His feelings would be incomprehensible to a later generation. They were such polite, respectful feelings! He never thought of Claudine and himself as a woman and a man. She was a young lady, and he was a gentleman, and even in his most secret soul he respected her. He wanted to marry her and he let it go at that. He didn’t even analyze her charms.
He was a man of invincible honesty. He wasn’t clear-sighted; he had no self-knowledge, but neither had he any subtlety. He loved Claudine: he longed to give her everything he had. He felt himself unworthy and inferior beside her purity, her innocence, her lovely young spirit.
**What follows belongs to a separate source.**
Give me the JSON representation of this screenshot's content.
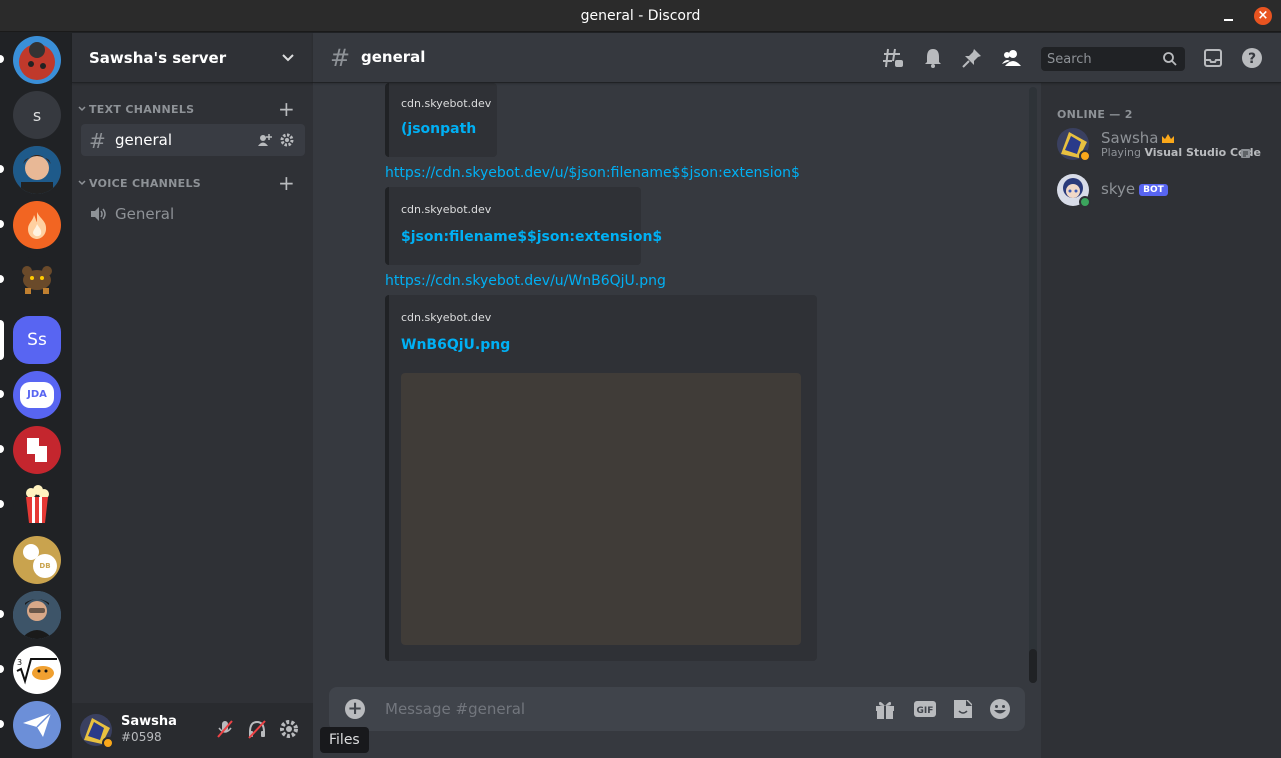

He had tried to the best of his ability to set before her whatever advantages there might be in marrying him, but not through conceit, only to persuade her.
He had brought with him on one occasion an old magazine, to show her an article in it—“The Old Vincelles of Brooklyn.” It had been written by a sort of Miss Dorothy, a humble and admiring relation, and it was a narrative of that singularly unillustrious family, beginning with the Huguenot who had come first to American shores, and mentioning with solemn veneration a long line of lawyers, ministers, and business men, all respectable, serious, and thrifty. Not a vagary, not a passion, among them.
He showed her this not from pride—although he was proud of it—but merely as an added inducement, in the same spirit he had talked to her of his “business prospects,” and his remarkable progress. It was as if he said, “Here is all I have, beloved girl, won’t it compensate for what I am?” And now he rested his case. He had nothing further to offer. His inarticulate and unhappy wooing was at an end. He was going to ask her, quite simply, if she would have him.
He arrived at the house in the June twilight. The house was still unlighted, the windows were open, the curtains fluttering gently in a little breeze. There was a magical fragrance from the garden: it was in all ways a magical evening. He never quite forgot it.